While rules requiring the reporting of tax shelters, as defined by the Income Tax Act, already exist, there are many aggressive tax-planning strategies that don’t meet the definition by law of a tax shelter, the government contends. The transactions may be found to be abusive.

As part of this year’s federal budget, the government is proposing a regime under which a tax avoidance transaction featuring at least two of three “hallmarks” would be reportable to the CRA. The existence of the hallmarks would not in and of the themselves constitute evidence of abuse, the government contends, but their presence often indicates that an abusive transaction could be taking place.

A reportable transaction would be an avoidance transaction, as currently defined in the Income Tax Act, entered into by a taxpayer that bears at least two of the following three hallmarks:

1. A promoter or tax advisor in respect of the transaction is entitled to fees that are to any extent attributable to the amount of the tax benefit from the transaction; contingent upon the obtaining of a tax benefit from the transaction; or attributable to the number of taxpayers who participate in the transaction.

2. A promoter or tax advisor in respect of the transaction requires “confidential protection” about the transaction.

3. The taxpayer or the person who entered into the transaction for the benefit of the taxpayer obtains “contractual protection” in respect of the transaction.

The failure of a taxpayer to report a reportable transaction could lead to the CRA denying the tax benefit resulting from the transaction. However, the reporting of a reportable transaction would have no bearing on whether the benefit is allowed, the government says.

“The CRA might ultimately find that a transaction is fine, but they want to know about the existence of it, instead of waiting to stumble upon it,” says Jamie Golombek, the Toronto-based managing director of tax and estate planning for CIBC Private Wealth Management.
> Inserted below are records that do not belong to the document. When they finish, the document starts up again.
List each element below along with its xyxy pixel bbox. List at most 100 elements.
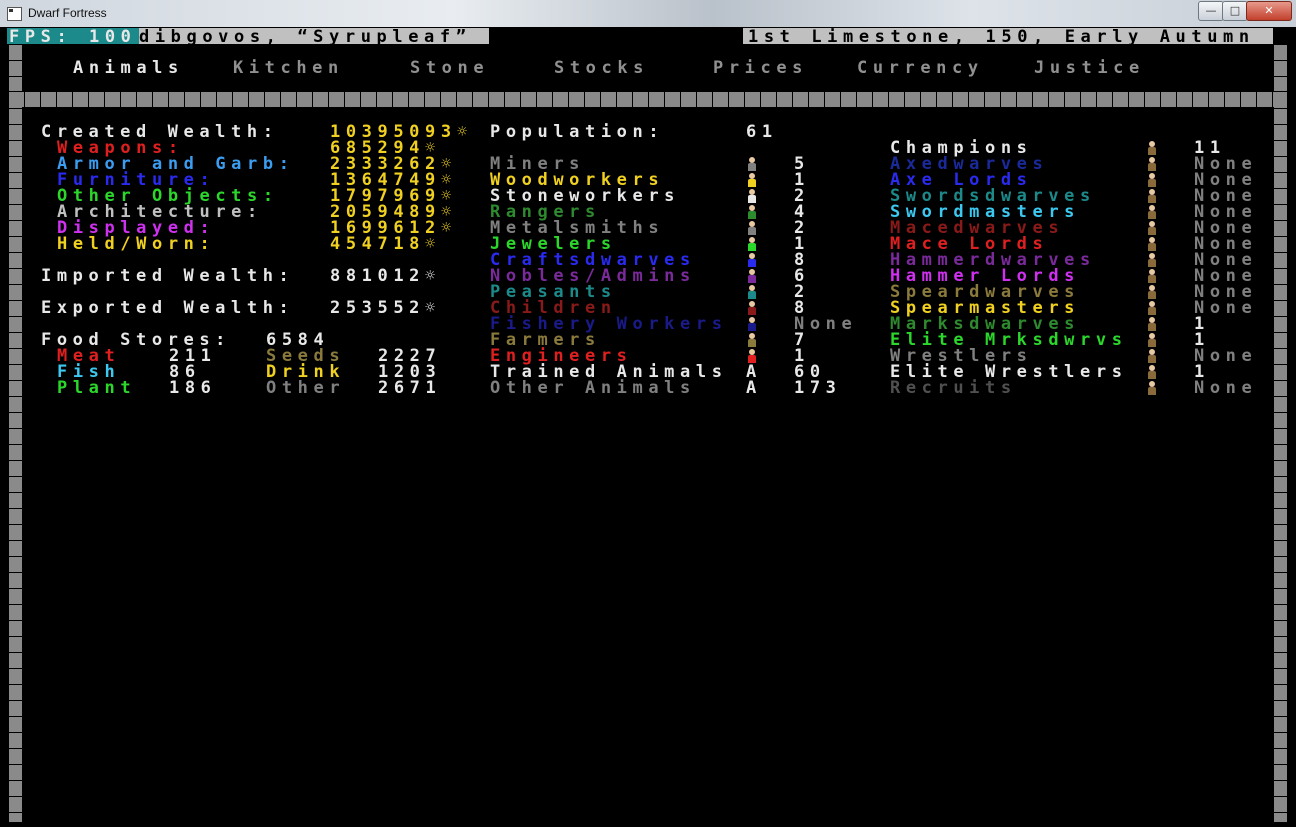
dwarf-icon	[1146, 269, 1158, 283]
dwarf-icon	[1146, 317, 1158, 331]
dwarf-icon	[746, 205, 758, 219]
tab-stone[interactable]: Stone	[410, 60, 489, 77]
sun-currency-icon	[441, 220, 457, 236]
dwarf-body-icon	[1148, 339, 1156, 347]
sun-currency-icon	[425, 236, 441, 252]
sun-currency-icon	[425, 300, 441, 316]
dwarf-body-icon	[748, 179, 756, 187]
title-bar[interactable]: Dwarf Fortress — □ ✕	[0, 0, 1296, 27]
dwarf-body-icon	[748, 291, 756, 299]
dwarf-body-icon	[1148, 259, 1156, 267]
dwarf-body-icon	[748, 339, 756, 347]
dwarf-body-icon	[748, 323, 756, 331]
dwarf-icon	[746, 301, 758, 315]
dwarf-body-icon	[748, 227, 756, 235]
dwarf-icon	[746, 189, 758, 203]
status-bar: FPS: 100 dibgovos, “Syrupleaf” 1st Limes…	[7, 27, 1273, 47]
dwarf-icon	[746, 349, 758, 363]
close-button[interactable]: ✕	[1246, 1, 1292, 21]
dwarf-body-icon	[1148, 179, 1156, 187]
game-screen: FPS: 100 dibgovos, “Syrupleaf” 1st Limes…	[5, 27, 1291, 822]
dwarf-body-icon	[748, 307, 756, 315]
border-right	[1273, 44, 1287, 822]
dwarf-icon	[1146, 237, 1158, 251]
dwarf-icon	[1146, 189, 1158, 203]
dwarf-icon	[746, 317, 758, 331]
dwarf-icon	[746, 253, 758, 267]
border-left	[8, 44, 22, 822]
app-icon	[7, 7, 22, 21]
tab-animals[interactable]: Animals	[73, 60, 184, 77]
dwarf-icon	[1146, 173, 1158, 187]
dwarf-body-icon	[1148, 243, 1156, 251]
exported-wealth-value: 253552	[330, 298, 426, 318]
fortress-name: dibgovos, “Syrupleaf”	[139, 27, 472, 47]
dwarf-body-icon	[1148, 147, 1156, 155]
dwarf-body-icon	[1148, 195, 1156, 203]
population-label: Population:	[490, 122, 665, 142]
plant-value: 186	[169, 378, 217, 398]
dwarf-icon	[1146, 285, 1158, 299]
fps-label: FPS:	[9, 27, 73, 47]
dwarf-icon	[746, 221, 758, 235]
dwarf-icon	[1146, 157, 1158, 171]
held-worn-label: Held/Worn:	[57, 234, 216, 254]
minimize-button[interactable]: —	[1198, 1, 1224, 21]
tab-prices[interactable]: Prices	[713, 60, 808, 77]
dwarf-body-icon	[1148, 355, 1156, 363]
dwarf-body-icon	[1148, 371, 1156, 379]
dwarf-icon	[746, 157, 758, 171]
dwarf-icon	[1146, 365, 1158, 379]
dwarf-icon	[746, 285, 758, 299]
dwarf-body-icon	[748, 243, 756, 251]
military-recruits-label: Recruits	[890, 378, 1017, 398]
dwarf-body-icon	[748, 195, 756, 203]
population-total: 61	[746, 122, 778, 142]
imported-wealth-value: 881012	[330, 266, 426, 286]
dwarf-icon	[1146, 333, 1158, 347]
tab-currency[interactable]: Currency	[857, 60, 984, 77]
other-food-label: Other	[266, 378, 346, 398]
plant-label: Plant	[57, 378, 137, 398]
dwarf-body-icon	[748, 163, 756, 171]
military-recruits-value: None	[1194, 378, 1258, 398]
dwarf-icon	[746, 333, 758, 347]
population-other-animals-label: Other Animals	[490, 378, 696, 398]
game-date: 1st Limestone, 150, Early Autumn	[748, 27, 1255, 47]
dwarf-body-icon	[748, 211, 756, 219]
held-worn-value: 454718	[330, 234, 426, 254]
dwarf-body-icon	[1148, 275, 1156, 283]
tab-stocks[interactable]: Stocks	[554, 60, 649, 77]
dwarf-body-icon	[748, 275, 756, 283]
exported-wealth-label: Exported Wealth:	[41, 298, 295, 318]
dwarf-body-icon	[748, 259, 756, 267]
dwarf-icon	[746, 237, 758, 251]
maximize-button[interactable]: □	[1222, 1, 1248, 21]
dwarf-body-icon	[1148, 307, 1156, 315]
dwarf-body-icon	[1148, 227, 1156, 235]
dwarf-body-icon	[1148, 291, 1156, 299]
dwarf-icon	[1146, 253, 1158, 267]
dwarf-icon	[746, 269, 758, 283]
animal-glyph-icon: A	[746, 378, 762, 398]
fps-value: 100	[89, 27, 137, 47]
window-title: Dwarf Fortress	[28, 6, 107, 20]
sun-currency-icon	[425, 268, 441, 284]
tab-justice[interactable]: Justice	[1034, 60, 1145, 77]
dwarf-body-icon	[1148, 323, 1156, 331]
dwarf-icon	[1146, 221, 1158, 235]
dwarf-body-icon	[1148, 163, 1156, 171]
other-food-value: 2671	[378, 378, 442, 398]
dwarf-body-icon	[1148, 387, 1156, 395]
tab-kitchen[interactable]: Kitchen	[233, 60, 344, 77]
imported-wealth-label: Imported Wealth:	[41, 266, 295, 286]
border-tabs-divider	[8, 91, 1287, 107]
population-other-animals-value: 173	[794, 378, 842, 398]
dwarf-icon	[1146, 205, 1158, 219]
app-window: Dwarf Fortress — □ ✕ FPS: 100 dibgovos, …	[0, 0, 1296, 827]
dwarf-icon	[1146, 141, 1158, 155]
dwarf-icon	[1146, 301, 1158, 315]
dwarf-body-icon	[1148, 211, 1156, 219]
dwarf-icon	[1146, 349, 1158, 363]
dwarf-icon	[1146, 381, 1158, 395]
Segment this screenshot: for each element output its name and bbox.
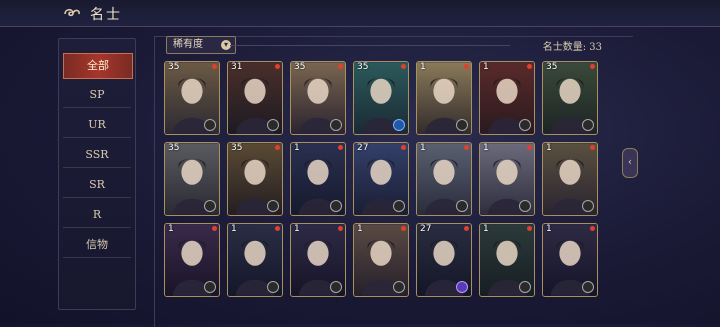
notification-dot — [275, 226, 280, 231]
character-card[interactable]: 1 — [479, 142, 535, 216]
card-level: 1 — [168, 224, 174, 234]
notification-dot — [527, 226, 532, 231]
card-level: 1 — [231, 224, 237, 234]
rank-badge-icon — [267, 200, 279, 212]
notification-dot — [527, 145, 532, 150]
character-card[interactable]: 1 — [416, 61, 472, 135]
rank-badge-icon — [582, 119, 594, 131]
character-card[interactable]: 1 — [290, 223, 346, 297]
card-level: 35 — [546, 62, 558, 72]
notification-dot — [212, 226, 217, 231]
notification-dot — [338, 64, 343, 69]
card-level: 35 — [168, 62, 180, 72]
card-level: 1 — [483, 224, 489, 234]
card-level: 35 — [168, 143, 180, 153]
card-level: 1 — [546, 224, 552, 234]
notification-dot — [338, 145, 343, 150]
card-level: 1 — [294, 143, 300, 153]
cloud-scroll-icon[interactable] — [63, 5, 81, 21]
card-level: 31 — [231, 62, 243, 72]
notification-dot — [590, 64, 595, 69]
notification-dot — [275, 145, 280, 150]
rank-badge-icon — [330, 119, 342, 131]
page-title: 名士 — [90, 7, 122, 23]
character-card[interactable]: 1 — [542, 142, 598, 216]
character-card[interactable]: 35 — [542, 61, 598, 135]
card-level: 1 — [357, 224, 363, 234]
character-card[interactable]: 1 — [479, 61, 535, 135]
notification-dot — [464, 226, 469, 231]
rank-badge-icon — [204, 119, 216, 131]
rank-badge-icon — [519, 119, 531, 131]
rank-badge-icon — [456, 281, 468, 293]
rank-badge-icon — [519, 200, 531, 212]
rank-badge-icon — [330, 281, 342, 293]
notification-dot — [464, 64, 469, 69]
card-level: 1 — [483, 143, 489, 153]
character-count: 名士数量: 33 — [542, 42, 602, 53]
notification-dot — [590, 226, 595, 231]
card-level: 27 — [420, 224, 432, 234]
card-level: 1 — [483, 62, 489, 72]
card-level: 35 — [231, 143, 243, 153]
rank-badge-icon — [519, 281, 531, 293]
rank-badge-icon — [204, 200, 216, 212]
sidebar-item-ssr[interactable]: SSR — [63, 143, 131, 168]
rank-badge-icon — [582, 281, 594, 293]
card-level: 35 — [294, 62, 306, 72]
rank-badge-icon — [582, 200, 594, 212]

Reporting regimes making use of hallmarks as a means of identifying aggressive tax planning have been used in the U.S. and Britain and have been recently introduced in the province of Quebec.

Should the new reporting proposals become law, it could make some taxpayers “think twice” about entering into certain transactions that bear two or more of the hallmarks, as the mere act of not reporting could cause the tax benefit resulting from the transaction to be disallowed, Golombek says.

The government says that details of the new reporting proposals will be released “at the earliest opportunity” and that the information regarding the consultation process will be announced at that time.